L’appassionata testimonianza di La Capria a favore di Napoli, apparsa sulla terza pagina del Corriere della Sera di qualche tempo fa, mi suggerisce una sconsolata riflessione sulla diversa sorte riservata al meridione da alcuni intellettuali cosiddetti impegnati. La Capria descrive il suo disagio per la Napoli di “Gomorra” e rivendica una Napoli diversa, una dolce, sensibile, colta Napoli ancora viva che chiama ad uno scatto d’orgoglio. Altro approccio quello di certa cultura che denuncia un meridione irredimibile, folcloristico e mafioso-camorristico, facendo della mafia e della camorra terreno di coltura di ambizioni letterarie e liquidando tutto con stereotipi abusati che escludono ogni possibilità di riscatto. Ma quanti si siedono sul trespolo dell’indignazione, non riuscendo ad alitare un sia pur leggero zefiro d’amore, hanno cercato di capire, si sono interrogati sè, mentre la mafia e la camorra inquinavano il tessuto sociale, lo stesso tessuto sociale non si sia fatto carnefice di sè producendo il frutto che lo ha avvelenato? Se questo tessuto sociale non si sia ancorato a disvalori stratificatisi durante anni di incuria, anzi di colpevole indifferenza se non, in qualche caso, di collusione dello Stato? Perché, se tutto è riconducibile ad una causa, non c’è dubbio che il meridione problematico consegnato alle generazioni future nasce anche con l’unità d’Italia.
Su una realtà feudale quale era quella meridionale del periodo risorgimentale, in cui è mancata la borghesia attiva e mercantile del resto d’Italia e in cui le sole realtà sociali rappresentate erano una aristocrazia senza illusioni ed una informe classe rurale priva di valori di riferimento, su questa realtà si è avventata una unità d’Italia avida e spietata. Che non fu, come si vuol far credere, frutto di una spontanea ed epica lotta di popolo, ma di un progetto elitario pilotato dall’alto e realizzato grazie ad una alchimia di accordi (alcuni conclusi tra la lenzuola), di tradimenti di ideali (quelli mazziniani), di arditezza e ingenuità di un personaggio come Garibaldi manipolato da Cavour, di scaramucce combattute stando attenti a non farsi male, con le truppe borboniche superiori per numero ed equipaggiamento ai Mille ma addestrati a voltare le terga e con le navi inglesi a largo a vigilare che tutto filasse liscio, di una minoranza di siciliani valorosi e folli che ci credevano sul serio ma che non rappresentavano gli umori della gente, come i ragazzi caduti a Calatafimi e ricordati da Vincenzo Consolo.

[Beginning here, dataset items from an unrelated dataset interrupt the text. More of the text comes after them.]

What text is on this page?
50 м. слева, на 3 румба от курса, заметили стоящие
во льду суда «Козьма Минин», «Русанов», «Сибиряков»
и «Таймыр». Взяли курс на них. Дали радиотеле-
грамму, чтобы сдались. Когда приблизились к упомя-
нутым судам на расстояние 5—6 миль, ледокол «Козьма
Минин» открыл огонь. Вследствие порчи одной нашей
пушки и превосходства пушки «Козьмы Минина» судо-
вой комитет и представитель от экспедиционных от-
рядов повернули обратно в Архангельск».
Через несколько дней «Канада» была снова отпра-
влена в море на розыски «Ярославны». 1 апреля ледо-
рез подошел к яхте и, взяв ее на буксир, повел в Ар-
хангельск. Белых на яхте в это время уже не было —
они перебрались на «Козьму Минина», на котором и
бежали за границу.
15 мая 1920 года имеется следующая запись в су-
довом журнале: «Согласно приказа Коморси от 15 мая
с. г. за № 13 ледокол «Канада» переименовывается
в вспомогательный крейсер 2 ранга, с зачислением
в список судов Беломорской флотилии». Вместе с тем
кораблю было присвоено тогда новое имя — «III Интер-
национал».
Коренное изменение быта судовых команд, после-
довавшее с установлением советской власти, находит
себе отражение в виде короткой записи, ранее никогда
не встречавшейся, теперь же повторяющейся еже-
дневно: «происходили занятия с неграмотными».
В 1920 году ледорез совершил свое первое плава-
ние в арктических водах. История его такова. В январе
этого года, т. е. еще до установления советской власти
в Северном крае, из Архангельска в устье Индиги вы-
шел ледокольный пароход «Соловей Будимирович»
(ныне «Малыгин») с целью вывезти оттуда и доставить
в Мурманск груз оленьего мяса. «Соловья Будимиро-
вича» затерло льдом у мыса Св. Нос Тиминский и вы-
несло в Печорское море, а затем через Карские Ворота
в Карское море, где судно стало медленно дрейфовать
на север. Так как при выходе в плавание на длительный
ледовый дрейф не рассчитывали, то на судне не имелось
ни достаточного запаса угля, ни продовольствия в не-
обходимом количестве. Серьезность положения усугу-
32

La strage ad opera dei killer di Bixio dei contadini di Bronte, fatti passare per briganti, racconta, egregio senatore Bossi, di meridionali che prima di andare ad ammazzare all’estero, furono ammazzati in Italia (e d’altronde perché no visto che la scuola antropologica lombrosiana considerava la popolazione meridionale razza diversa?), e inaugura la stagione delle menzogne, un colonialismo che ha prodotto i dazi a protezione delle mercanzie del nord, le massicce emigrazioni da una realtà ostile ma soprattutto la diffidenza nei confronti di uno Stato sentito come patrigno e contro il quale organizzarsi. La nascente classe media destinata a diventare la spina dorsale della società meridionale, crescerà nutrendosi dei sospetti nei confronti dello Stato, subendo il richiamo delle sirene di subculture e non trovando scandaloso accordarsi con i rappresentanti dell’antistato. Questa classe che è stata la zona franca su cui la mafia e la camorra hanno potuto contare e da cui hanno finito per essere usate e lo Stato che l’ha creata, ci offrono speranze?
E per favore i soliti campioni del pensiero forte e della tolleranza zero ci risparmino lo slogan secondo il quale queste mie riflessioni sono una provocazione mafiosa in salsa separatista!